Author: Liu, Shuangnan
Title: Design and optimization of behavioral dataflows
Advisors: Carrion Schafer, Benjamin (EIE)
Lau, C. M. Francis (EIE)
Degree: Ph.D.
Year: 2019
Subject: Hong Kong Polytechnic University -- Dissertations
Data flow computing
Electronic data processing
Department: Department of Electronic and Information Engineering
Pages: xvi, 134 pages : color illustrations
Language: English
Abstract: Dataflow computing is a computational paradigm that uses the flow of data streams to accelerate the computation of tasks. Thus, it is also known as stream computing. It is essential in multiple domains, such as image processing and digital signal processing, where data processing throughput is critical. Modern heterogeneous System on Chips (SoCs) exploit this computational paradigm to accelerate the computation of specific computationally intensive functions mapped as hardware accelerators on the SoC. Moreover, designing these accelerators in low-level hardware description languages is tedious, error-prone and takes a relatively long time.
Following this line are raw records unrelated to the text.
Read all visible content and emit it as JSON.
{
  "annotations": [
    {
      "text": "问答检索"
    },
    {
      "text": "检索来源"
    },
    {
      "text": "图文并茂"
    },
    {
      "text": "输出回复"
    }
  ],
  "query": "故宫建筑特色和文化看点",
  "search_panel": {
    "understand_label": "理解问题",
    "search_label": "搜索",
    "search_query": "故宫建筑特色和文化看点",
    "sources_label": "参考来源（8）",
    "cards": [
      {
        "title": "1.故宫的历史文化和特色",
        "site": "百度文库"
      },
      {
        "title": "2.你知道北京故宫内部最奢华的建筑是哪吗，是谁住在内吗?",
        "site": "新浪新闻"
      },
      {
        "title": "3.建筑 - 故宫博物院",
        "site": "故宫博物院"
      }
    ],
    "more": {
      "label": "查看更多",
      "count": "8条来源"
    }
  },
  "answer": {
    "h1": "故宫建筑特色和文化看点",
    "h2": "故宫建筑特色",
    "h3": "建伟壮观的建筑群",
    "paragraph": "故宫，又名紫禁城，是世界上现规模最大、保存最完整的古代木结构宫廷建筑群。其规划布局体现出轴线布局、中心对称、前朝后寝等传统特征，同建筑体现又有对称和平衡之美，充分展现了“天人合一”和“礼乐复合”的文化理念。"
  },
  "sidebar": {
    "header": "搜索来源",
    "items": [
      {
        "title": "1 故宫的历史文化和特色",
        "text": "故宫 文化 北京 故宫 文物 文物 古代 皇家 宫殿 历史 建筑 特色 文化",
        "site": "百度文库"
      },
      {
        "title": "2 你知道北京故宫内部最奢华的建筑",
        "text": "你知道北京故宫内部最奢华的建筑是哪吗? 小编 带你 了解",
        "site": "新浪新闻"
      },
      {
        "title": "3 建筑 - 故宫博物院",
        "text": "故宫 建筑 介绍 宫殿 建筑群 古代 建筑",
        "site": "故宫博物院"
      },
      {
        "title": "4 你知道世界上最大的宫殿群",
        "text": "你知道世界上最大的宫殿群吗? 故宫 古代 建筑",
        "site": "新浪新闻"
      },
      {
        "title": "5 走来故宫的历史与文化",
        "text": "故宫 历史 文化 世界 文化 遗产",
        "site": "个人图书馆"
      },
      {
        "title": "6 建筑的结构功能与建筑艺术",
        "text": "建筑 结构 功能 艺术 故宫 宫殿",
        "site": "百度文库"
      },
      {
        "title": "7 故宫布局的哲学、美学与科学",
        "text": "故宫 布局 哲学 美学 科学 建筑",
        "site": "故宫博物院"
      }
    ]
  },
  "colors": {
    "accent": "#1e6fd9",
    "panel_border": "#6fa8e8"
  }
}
Thus, companies have started using High Level Synthesis (HLS). This thesis investigates the use of HLS to design and optimize dataflow hardware systems and uses Field Programmable Gate Arrays (FPGAs) as a test bed to demonstrate the usability of the developed methods. In particular, this thesis first investigates the effects of pin multiplexing on individual hardware accelerators given as untimed behavioral descriptions that we call Behavioral IPs (BIPs), written in C or SystemC and addresses the issues of port assignments and mappings. Next, it explores the design space of dataflow systems considering the inter-module connections to identify a set of Pareto optimal configurations as multiple conflicting objectives need to be optimized such as area and latency. Design teams now typically also prototype and emulate Application Specifc Integrated Circuit (ASIC) designs on FPGAs. Thus, we study how to automatically convert optimized dataflows for an ASIC technology to FPGAs based on machine learning techniques. The proposed method can avoid having to fully re-explore the design when an FPGA is targeted and achieves a speedup from hours to seconds while preserving the accuracy. This technique is extended to map complete dataflow systems from ASIC to FPGA platforms given full consideration of the design space of individual modules and the inter-module connections. Finally, the thesis describes a strategy to map dataflows onto runtime reconfigurable FPGAs given specific area and performance constraints.